Funding: The cryobank was established in 1977 and is maintained by the Kenya Government. Between 2005 and 2006, KARI-TRC received equipment from WHO/TDR as part of upgrading of the bank to be able to collect, preserve, and store more isolates from trypanosomiasis endemic countries. The funders had no role in study design, data collection and analysis, decision to publish, or preparation of the manuscript
Competing interests: The authours declare that no competing interest exist.
Introduction
Human African trypanosomiasis (HAT) is classified in the category of the most neglected tropical diseases. In man, the disease is caused by two tsetse (Glossina spp.)-transmitted trypanosome subspecies: Trypanosoma brucei gambiense, which is responsible for the chronic form of HAT in West and Central Africa, and T. b. rhodesiense, which causes acute disease in eastern and southern Africa. African animal trypanosomiasis (AAT) is caused by various trypanosome species, the major ones being T. vivax, T. congolense, and T. evansi [1]. Current diagnostic tools are inadequate and diagnosis is complicated, whereas the drugs for treatment are highly toxic and not very effective; patients die if untreated [2]. In 2005, an annual prevalence of 50,000–70,000 cases per year and incidence rates of 15,000–17,000 cases per year were reported [3]. Although recent data from the World Health Organization (WHO) shows that the number of reported cases of HAT declined to less than 10,000 in 2009, leading to speculation that the disease could be eliminated [4], [5], there is great need to maintain vigilance.
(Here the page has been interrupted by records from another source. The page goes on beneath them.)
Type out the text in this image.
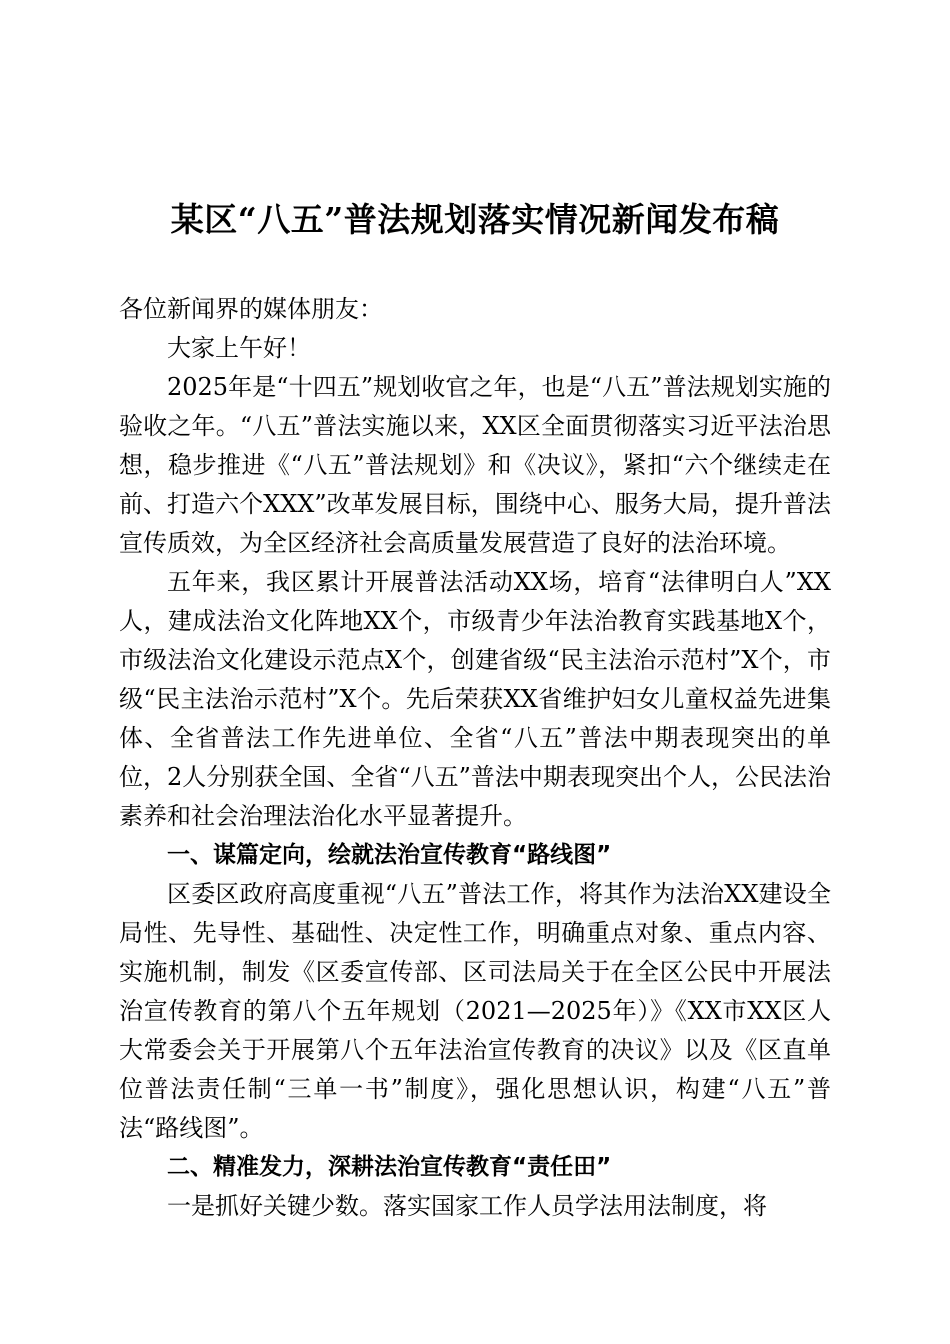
某区“八五”普法规划落实情况新闻发布稿

各位新闻界的媒体朋友：

大家上午好！

2025年是“十四五”规划收官之年，也是“八五”普法规划实施的验收之年。“八五”普法实施以来，XX区全面贯彻落实习近平法治思想，稳步推进《“八五”普法规划》和《决议》，紧扣“六个继续走在前、打造六个XXX”改革发展目标，围绕中心、服务大局，提升普法宣传质效，为全区经济社会高质量发展营造了良好的法治环境。

五年来，我区累计开展普法活动XX场，培育“法律明白人”XX人，建成法治文化阵地XX个，市级青少年法治教育实践基地X个，市级法治文化建设示范点X个，创建省级“民主法治示范村”X个，市级“民主法治示范村”X个。先后荣获XX省维护妇女儿童权益先进集体、全省普法工作先进单位、全省“八五”普法中期表现突出的单位，2人分别获全国、全省“八五”普法中期表现突出个人，公民法治素养和社会治理法治化水平显著提升。

一、谋篇定向，绘就法治宣传教育“路线图”

区委区政府高度重视“八五”普法工作，将其作为法治XX建设全局性、先导性、基础性、决定性工作，明确重点对象、重点内容、实施机制，制发《区委宣传部、区司法局关于在全区公民中开展法治宣传教育的第八个五年规划（2021—2025年）》《XX市XX区人大常委会关于开展第八个五年法治宣传教育的决议》以及《区直单位普法责任制“三单一书”制度》，强化思想认识，构建“八五”普法“路线图”。

二、精准发力，深耕法治宣传教育“责任田”

一是抓好关键少数。落实国家工作人员学法用法制度，将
The East African Trypanosomiasis Research Organization (EATRO) was established to carry out research and develop technologies for effective control of trypanosomiasis. In view of this, a trypanosome cryobank was established in Tororo, Uganda, in the mid-1950s to provide materials for research. At that time, dry ice was used as a refrigerant, but in 1977 it was replaced with liquid nitrogen. Following the collapse of the East African Community in 1977, the Kenya Trypanosomiasis Research Institute (KETRI) was established to take over the functions of tsetse and trypanosomiasis research in Kenya. The cryobank was therefore transferred to KETRI during this period. In 2003, following a reorganization of research institutions by the Government of Kenya, KETRI was merged with the Kenya Agricultural Research Institute (KARI) and renamed the Trypanosomiasis Research Centre (KARI-TRC). KARI-TRC continued with all the research programmes and activities that were being carried out under KETRI, including collection and preservation of trypanosome stabilates. The institution developed a policy on stabilate collection by scientists and clinicians for cryopreservation. We describe the establishment of the cryobank and procedures used in cryopreservation of stabilates and summarize the data (numbers and types) on trypanosome species stored in the cryobank, which are available for use in research by the scientific community.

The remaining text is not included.